The saga of the senior counsel, the hotel owner and the miniature Pomeranian
The saga of the miniature Pom, and the owners of Marlfield House ended up before a tribunal last week, writes Liam Collins
Eighty-year-old champion Bridge-playing barrister Barbara Seligman was wheeling her 14-year-old miniature toy Pomeranian dog Topaz in a pram towards the apartment she rents in Gorey from Mary Bowe - owner of Marlfield House - when a neighbour stopped her to admire 'the baby'.
"It's a dog... you can't keep a dog in here," was the neighbour's startled reaction on seeing the 5lb Topaz nestling in a blanket.
Ms Seligman, whose late husband Don was also a well-known SC, thought nothing more about it until she received a letter from local auctioneer Frank Pierce, acting as the agent for Mary Bowe and her daughter Margaret, telling her either Topaz goes or she does.
Stubborn Ms Seligman wasn't parting with Topaz and toughed it out until she was later served with an eviction order.
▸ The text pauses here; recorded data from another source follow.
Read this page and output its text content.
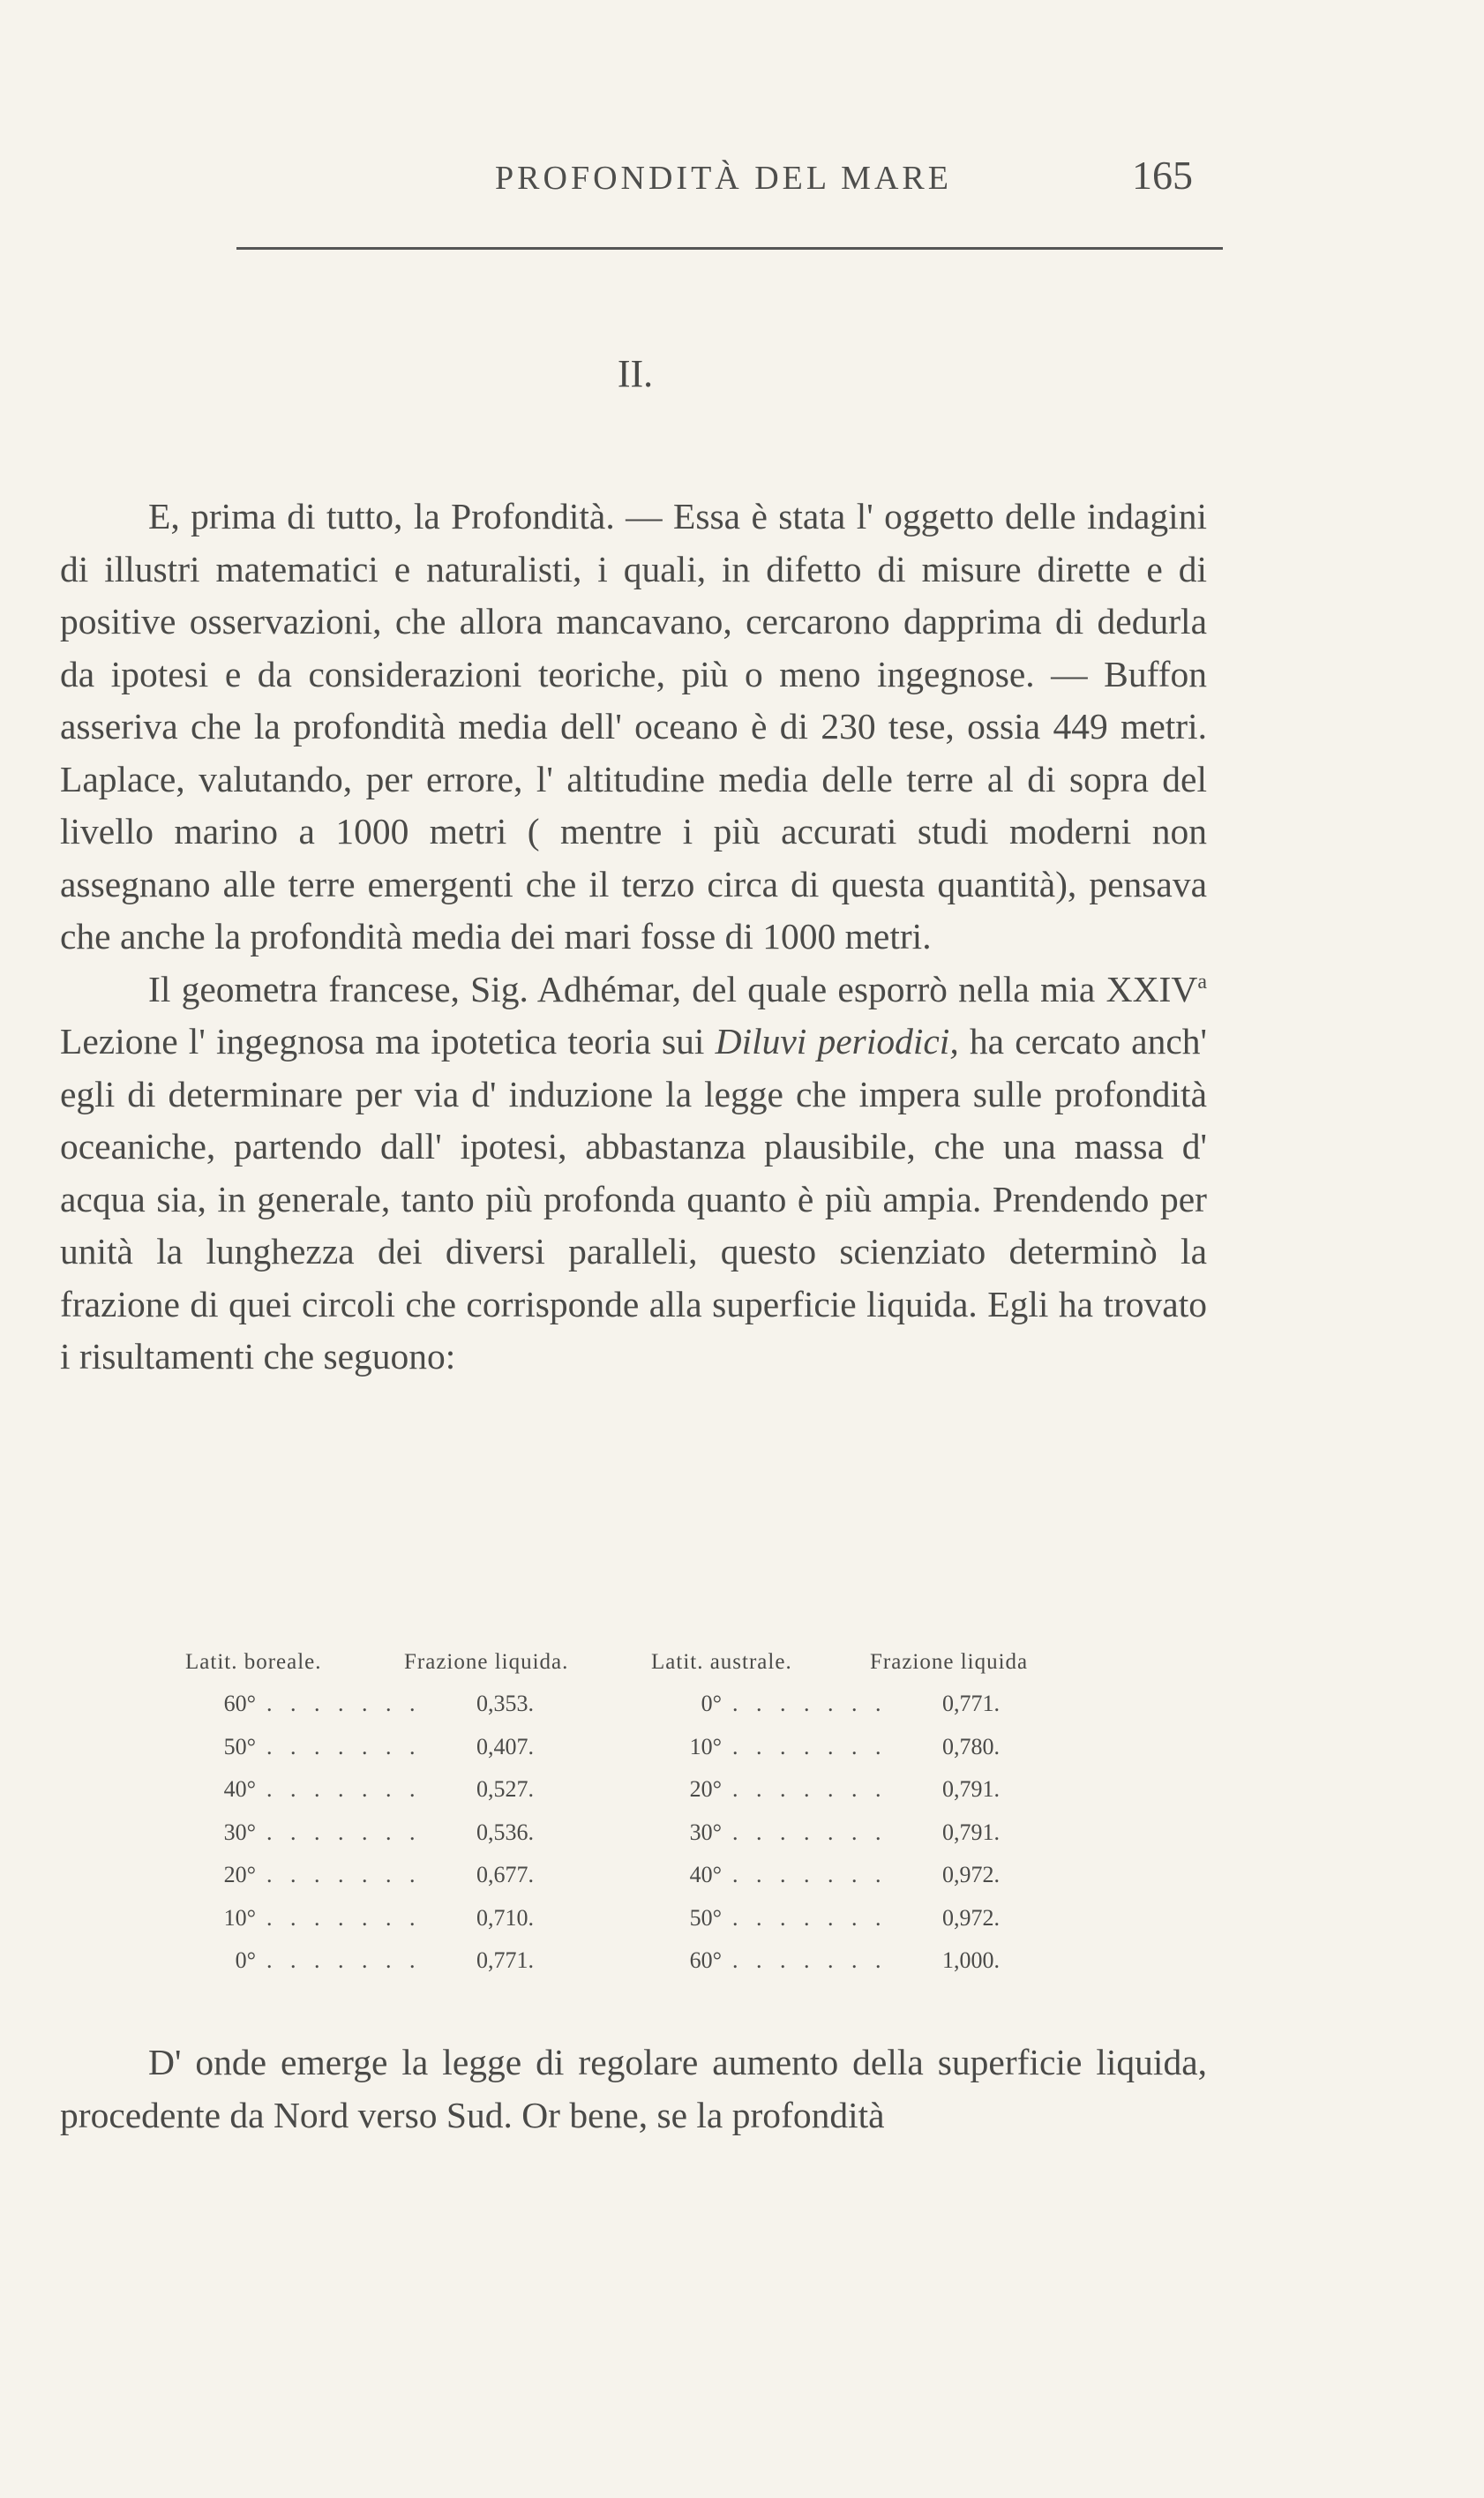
PROFONDITÀ DEL MARE	165
II.

E, prima di tutto, la Profondità. — Essa è stata l' oggetto delle indagini di illustri matematici e naturalisti, i quali, in difetto di misure dirette e di positive osservazioni, che allora mancavano, cercarono dapprima di dedurla da ipotesi e da considerazioni teoriche, più o meno ingegnose. — Buffon asseriva che la profondità media dell' oceano è di 230 tese, ossia 449 metri. Laplace, valutando, per errore, l' altitudine media delle terre al di sopra del livello marino a 1000 metri ( mentre i più accurati studi moderni non assegnano alle terre emergenti che il terzo circa di questa quantità), pensava che anche la profondità media dei mari fosse di 1000 metri.

Il geometra francese, Sig. Adhémar, del quale esporrò nella mia XXIV$^a$ Lezione l' ingegnosa ma ipotetica teoria sui Diluvi periodici, ha cercato anch' egli di determinare per via d' induzione la legge che impera sulle profondità oceaniche, partendo dall' ipotesi, abbastanza plausibile, che una massa d' acqua sia, in generale, tanto più profonda quanto è più ampia. Prendendo per unità la lunghezza dei diversi paralleli, questo scienziato determinò la frazione di quei circoli che corrisponde alla superficie liquida. Egli ha trovato i risultamenti che seguono:

Latit. boreale.	Frazione liquida.
60° . . . . . . . 0,353.
50° . . . . . . . 0,407.
40° . . . . . . . 0,527.
30° . . . . . . . 0,536.
20° . . . . . . . 0,677.
10° . . . . . . . 0,710.
0° . . . . . . . 0,771.
Latit. australe.	Frazione liquida
0° . . . . . . . 0,771.
10° . . . . . . . 0,780.
20° . . . . . . . 0,791.
30° . . . . . . . 0,791.
40° . . . . . . . 0,972.
50° . . . . . . . 0,972.
60° . . . . . . . 1,000.

D' onde emerge la legge di regolare aumento della superficie liquida, procedente da Nord verso Sud. Or bene, se la profondità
That's how the saga of the senior counsel, the miniature Pom, and the owners of Marlfield House ended up before a three-person Residential Tenancies Board tribunal in Wexford last week.
The Bowes love dogs and don't want to see Barbara or Topaz evicted. They weren't aware of the 'no pets' clause, although they own eight apartments in the Priory Court complex in Gorey, Co Wexford. They were, said Margaret Bowe, caught in a catch-22 situation. The management company of the complex, set in an old convent, bans all pets, even goldfish, the hearing was told.
The ban is enforced in the original deeds, the lease and the house rules.
But, as the hearing went on, a possible loophole emerged.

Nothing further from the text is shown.